小倉ひとつ。

「一番最初に点てていただいたときも調整してくださってたんですか?」

「ええ、一応。稲やさんでもやっていることですから」


全然大変ではないんですよ、と笑ったら。


「いつもありがとうございます。おかげさまでいつもとても美味しいです」


真面目な顔で深々と頭を下げられたので、「恐縮です。でもお礼はどうぞ、奥さんに」と返しておいた。

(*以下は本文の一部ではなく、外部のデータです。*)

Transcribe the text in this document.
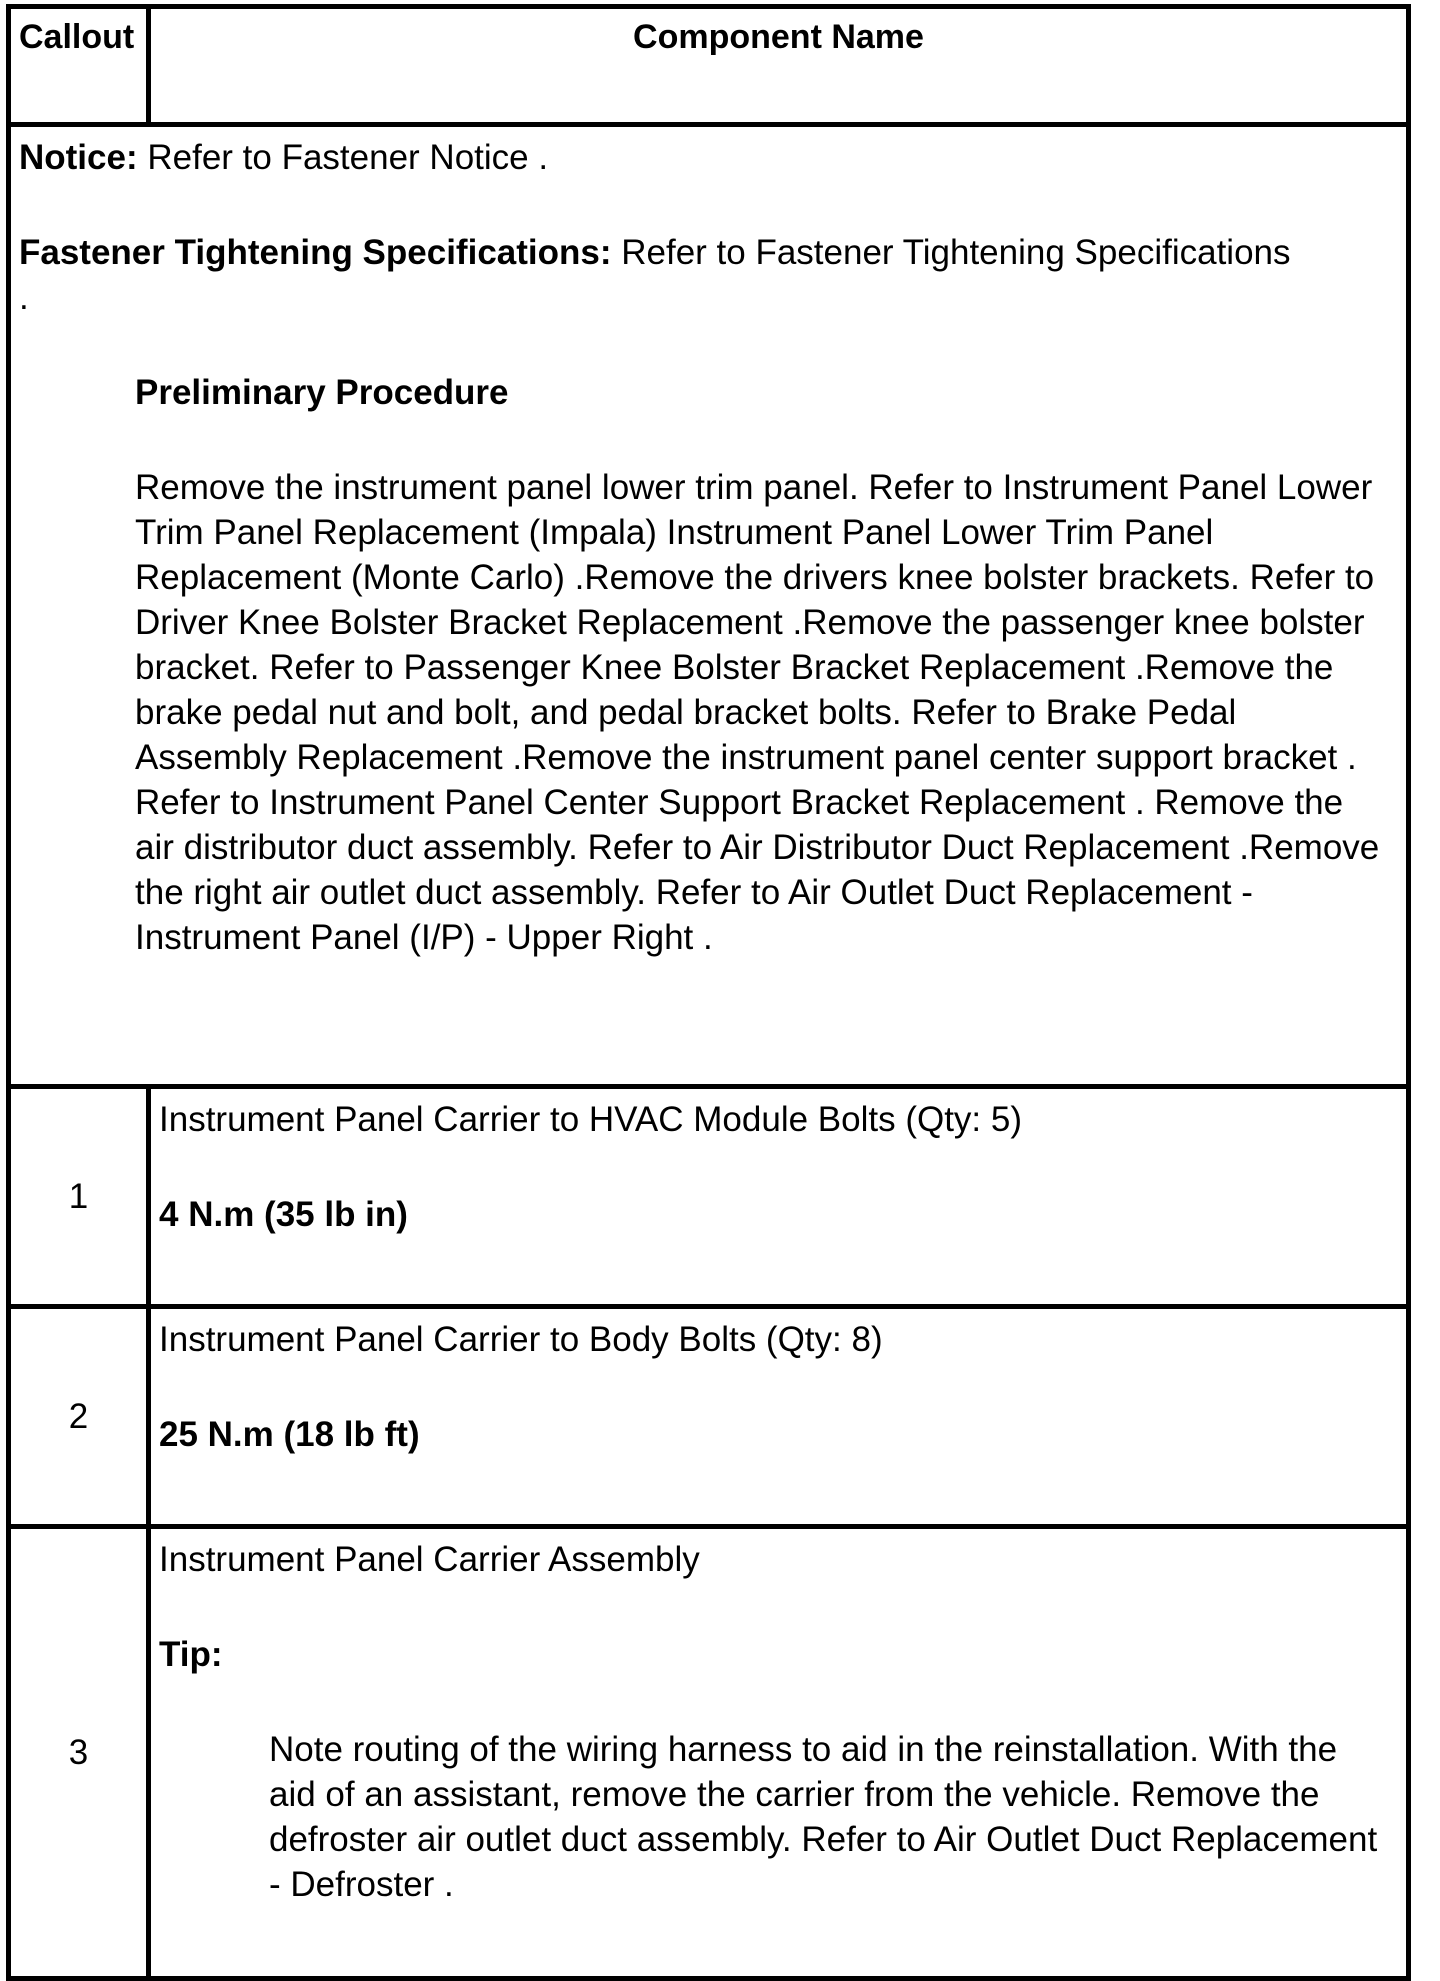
Callout	Component Name

Notice: Refer to Fastener Notice .
Fastener Tightening Specifications: Refer to Fastener Tightening Specifications
.
Preliminary Procedure
Remove the instrument panel lower trim panel. Refer to Instrument Panel Lower Trim Panel Replacement (Impala) Instrument Panel Lower Trim Panel Replacement (Monte Carlo) .Remove the drivers knee bolster brackets. Refer to Driver Knee Bolster Bracket Replacement .Remove the passenger knee bolster bracket. Refer to Passenger Knee Bolster Bracket Replacement .Remove the brake pedal nut and bolt, and pedal bracket bolts. Refer to Brake Pedal Assembly Replacement .Remove the instrument panel center support bracket . Refer to Instrument Panel Center Support Bracket Replacement . Remove the air distributor duct assembly. Refer to Air Distributor Duct Replacement .Remove the right air outlet duct assembly. Refer to Air Outlet Duct Replacement - Instrument Panel (I/P) - Upper Right .	

1	Instrument Panel Carrier to HVAC Module Bolts (Qty: 5)
4 N.m (35 lb in)

2	Instrument Panel Carrier to Body Bolts (Qty: 8)
25 N.m (18 lb ft)

3	Instrument Panel Carrier Assembly
Tip:
Note routing of the wiring harness to aid in the reinstallation. With the aid of an assistant, remove the carrier from the vehicle. Remove the defroster air outlet duct assembly. Refer to Air Outlet Duct Replacement - Defroster .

瀧川さんの好みを詳しく教えてくださったのは、やっぱり奥さんだ。


「明日にでもお伝えしに伺います」

「ありがとうございます。喜ばれると思います」


たい焼きを受け取るのはお昼だから、そのときなら奥さんも表に出ているはず。

さっと近寄って短くお礼を言うくらいはできるだろう。


そんな話をしていると、いつの間にか食べ終わっていた。


懐紙を畳み、片付けをして、荷物を整理する。


約束したのはたい焼きだけだった。


……たい焼きは作り終わったんだし、作り方の説明もしてあるし、すぐに失礼した方がいいんだろうか。


でも、まだお話していたい。まだ帰りたくない。


何を話したいか思いつくわけでもない。でも、まだ。

叶うなら。


……わがままだって、分かってはいるけれど。